PSA has announced it will shift its plant in Ellesmere Port to a four-day workweek starting on March 23.
Workers are now fearing further job cuts as uncertainty regarding the UK’s future trade agreements with the EU and slowing sales look set to take a toll on production.
Vauxhall said in a statement the plant would operate “extended hours” on those four days, which could mean workers will rack up a similar amount of hours to their current five-day week. However, the automaker did not rule out layoffs. “We will now study the result of this decision and discuss with workforce representatives and trade unions whether there are any impacts,” Vauxhall said in a statement.

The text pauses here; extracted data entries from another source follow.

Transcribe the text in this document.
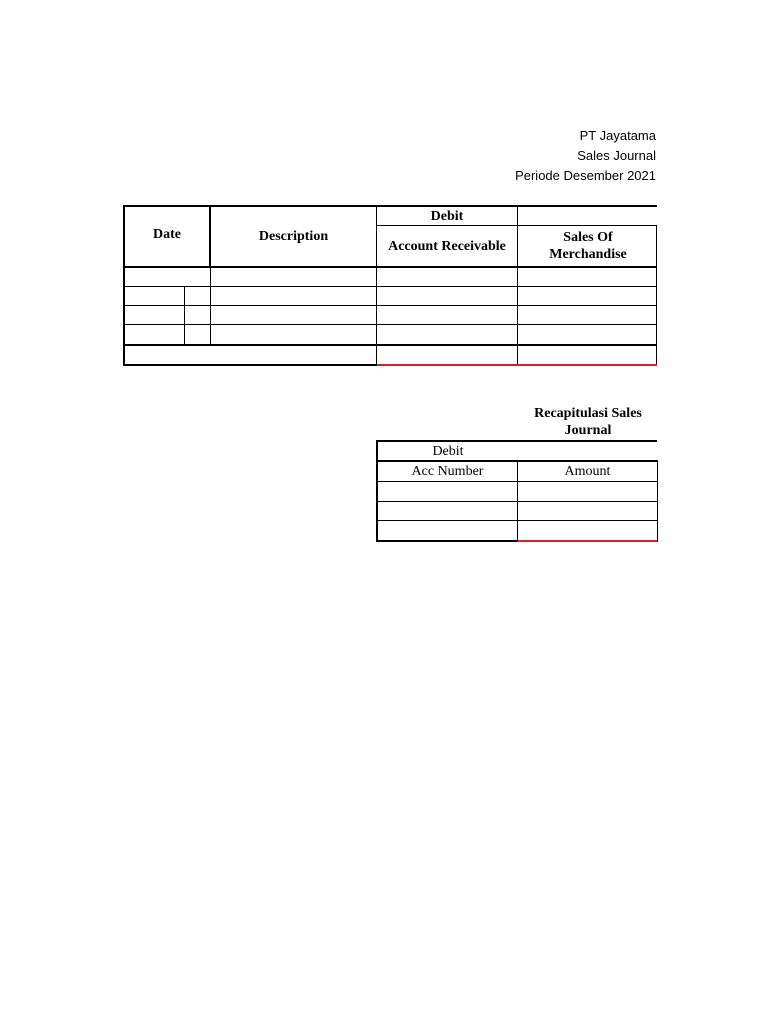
PT Jayatama
Sales Journal
Periode Desember 2021
Date	Description
Debit
Account Receivable
Sales Of Merchandise
Recapitulasi Sales Journal
Debit
Acc Number	Amount
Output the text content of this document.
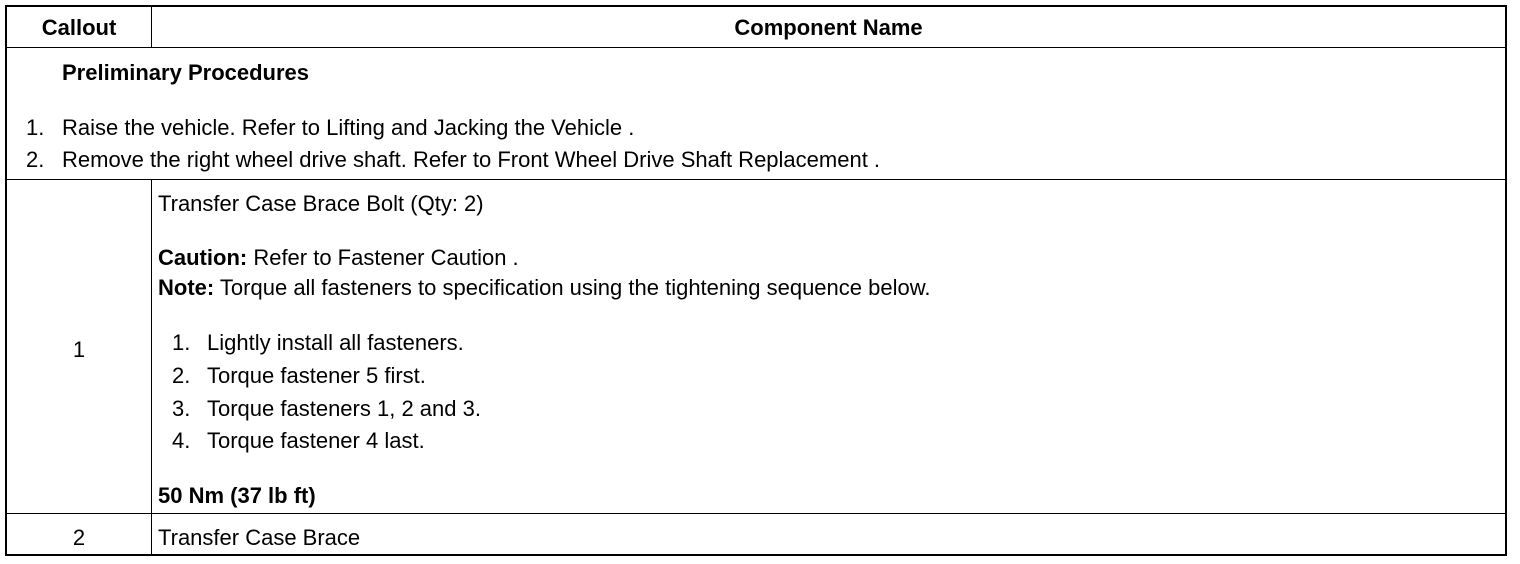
Callout	Component Name
Preliminary Procedures
1. Raise the vehicle. Refer to Lifting and Jacking the Vehicle .
2. Remove the right wheel drive shaft. Refer to Front Wheel Drive Shaft Replacement .
1
Transfer Case Brace Bolt (Qty: 2)
Caution: Refer to Fastener Caution .
Note: Torque all fasteners to specification using the tightening sequence below.
1. Lightly install all fasteners.
2. Torque fastener 5 first.
3. Torque fasteners 1, 2 and 3.
4. Torque fastener 4 last.
50 Nm (37 lb ft)
2	Transfer Case Brace
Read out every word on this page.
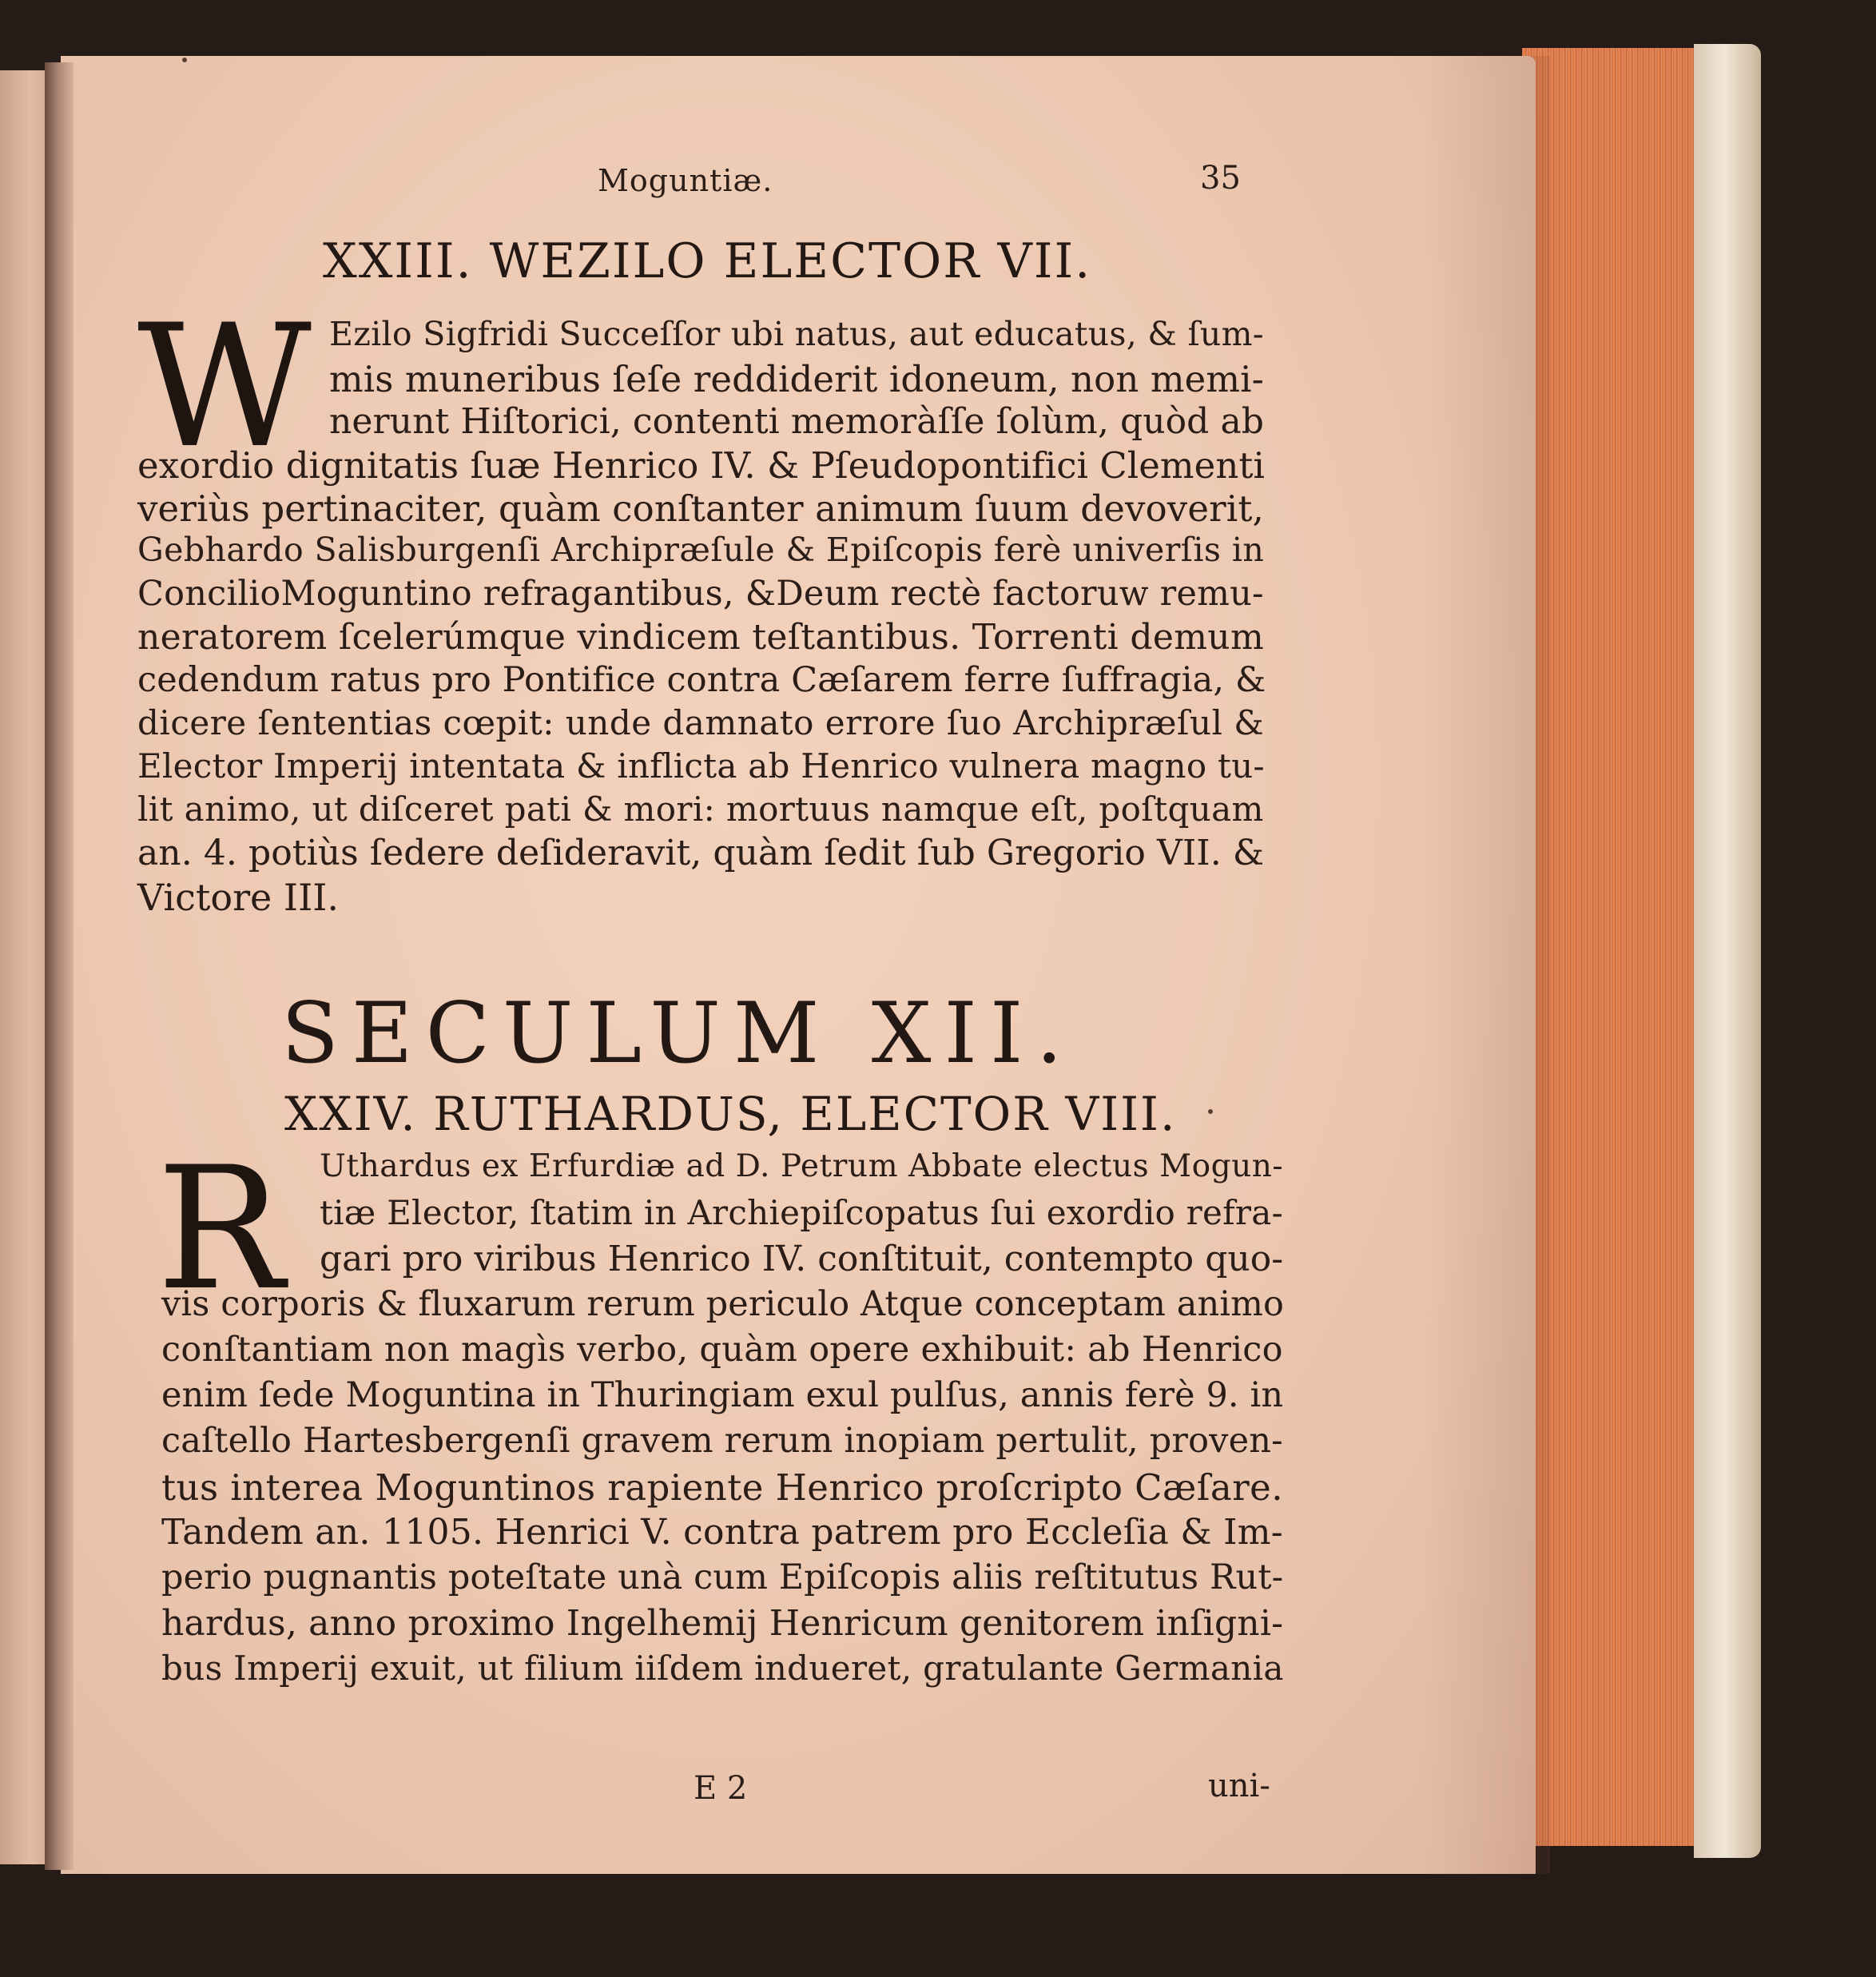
Moguntiæ.	35
XXIII. WEZILO ELECTOR VII.
W Ezilo Sigfridi Succeſſor ubi natus, aut educatus, & ſum-
mis muneribus ſeſe reddiderit idoneum, non memi-
nerunt Hiſtorici, contenti memoràſſe ſolùm, quòd ab
exordio dignitatis ſuæ Henrico IV. & Pſeudopontifici Clementi
veriùs pertinaciter, quàm conſtanter animum ſuum devoverit,
Gebhardo Salisburgenſi Archipræſule & Epiſcopis ferè univerſis in
ConcilioMoguntino refragantibus, &Deum rectè factoruw remu-
neratorem ſcelerúmque vindicem teſtantibus. Torrenti demum
cedendum ratus pro Pontifice contra Cæſarem ferre ſuffragia, &
dicere ſententias cœpit: unde damnato errore ſuo Archipræſul &
Elector Imperij intentata & inflicta ab Henrico vulnera magno tu-
lit animo, ut diſceret pati & mori: mortuus namque eſt, poſtquam
an. 4. potiùs ſedere deſideravit, quàm ſedit ſub Gregorio VII. &
Victore III.
SECULUM XII.
XXIV. RUTHARDUS, ELECTOR VIII.
R Uthardus ex Erfurdiæ ad D. Petrum Abbate electus Mogun-
tiæ Elector, ſtatim in Archiepiſcopatus ſui exordio refra-
gari pro viribus Henrico IV. conſtituit, contempto quo-
vis corporis & fluxarum rerum periculo Atque conceptam animo
conſtantiam non magìs verbo, quàm opere exhibuit: ab Henrico
enim ſede Moguntina in Thuringiam exul pulſus, annis ferè 9. in
caſtello Hartesbergenſi gravem rerum inopiam pertulit, proven-
tus interea Moguntinos rapiente Henrico proſcripto Cæſare.
Tandem an. 1105. Henrici V. contra patrem pro Eccleſia & Im-
perio pugnantis poteſtate unà cum Epiſcopis aliis reſtitutus Rut-
hardus, anno proximo Ingelhemij Henricum genitorem inſigni-
bus Imperij exuit, ut filium iiſdem indueret, gratulante Germania
E 2	uni-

In a letter to employees seen by the Liverpool Echo newspaper, the plant’s director, Mark Noble, said the move to a four-day workweek was in response to slumping sales of the Astra Sports Tourer built at the plant. However, things are more complicated than that, as PSA CEO Carlos Tavares previously said the future of Ellesmere Port depends on the UK negotiating a tariff-free trade agreement with the European Union.
Workers fear that cutting one day of the workweek could result in 170 layoffs at the plant, which has already lost almost half of its staff since PSA bought Opel and Vauxhall from General Motors in 2017. “The general feeling is we are being run down to a certain death,” one worker who wished to remain anonymous told Autonews Europe.
Employees also fear that Ellesmere Port will lose promised production of the new Astra from 2021. Manufacturing of the next-generation Astra has been confirmed for the Rüsselsheim plant in Germany so far. Nevertheless, the plant director stressed that the move to a four-day workweek “will not influence negatively whether Ellesmere Port is allocated the new Astra.” The Ellesmere Port factory is expected to keep manufacturing the current Astra Sports Tourer until 2022.